Abstract

Capacitive response at long time scales seems to remain an elusive feature in the analysis of the electrical properties of perovskite‐based solar cells. It belongs to one of the critical anomalous effects that arises from the characteristic phenomenology of this type of emerging photovoltaic devices. Thereby, accurately deducing key capacitance feature of new light harvesting perovskites from electrical measurements represents a significant challenge regarding the interpretation of physical processes and the control of undesired mechanisms, such as slow dynamic effects and/or current density–voltage (J–V) hysteresis. Herein, it is shown that long timescale mechanisms that give rise to hysteresis in stable and high‐efficiency quadruple‐cation perovskites are not due to a classical capacitive behavior in the sense of ideal charge accumulation processes. Instead, it is a phenomenological consequence of slow memory‐based capacitive currents and the underlying cooperative relaxations.
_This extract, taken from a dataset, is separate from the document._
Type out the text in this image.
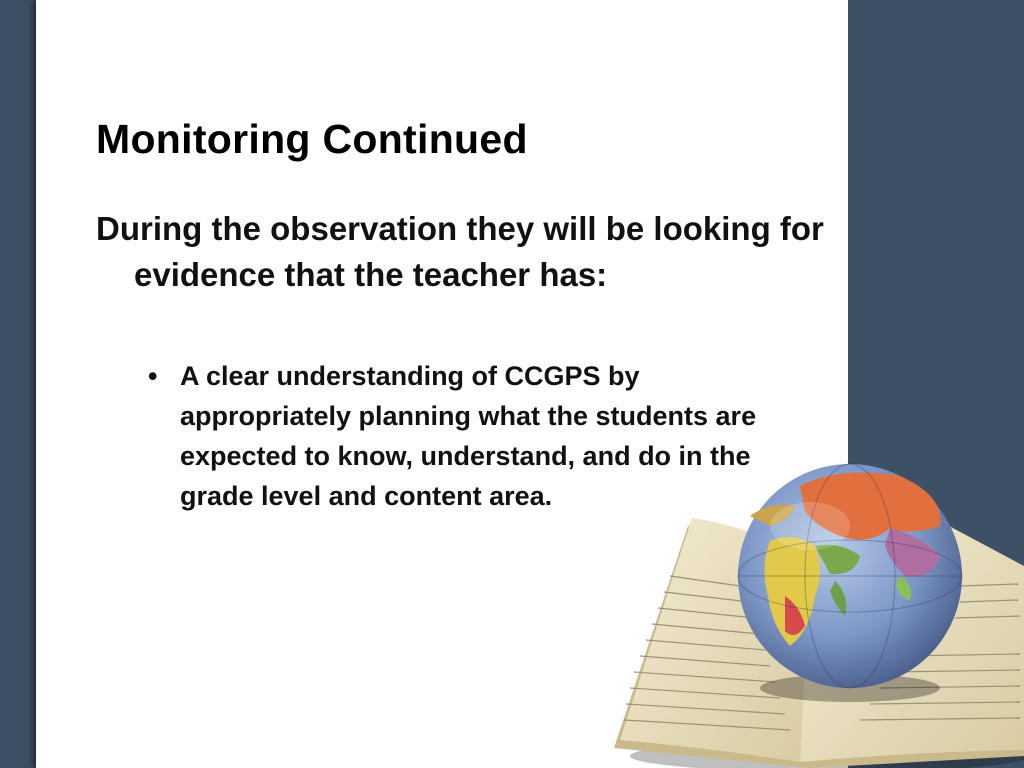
Monitoring Continued
During the observation they will be looking for evidence that the teacher has:
• A clear understanding of CCGPS by appropriately planning what the students are expected to know, understand, and do in the grade level and content area.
A fractional dynamics approach, based on the idea of capacitance distribution in perovskite devices, reliably models the slow transient phenomena and the consequent scan‐rate‐ and bias‐dependent hysteresis. Observable for a wide variety of photovoltaic halide perovskites, distributed capacitive effects are rather universal anomalous phenomena, which can be related to the long‐time electrical response and hysteresis.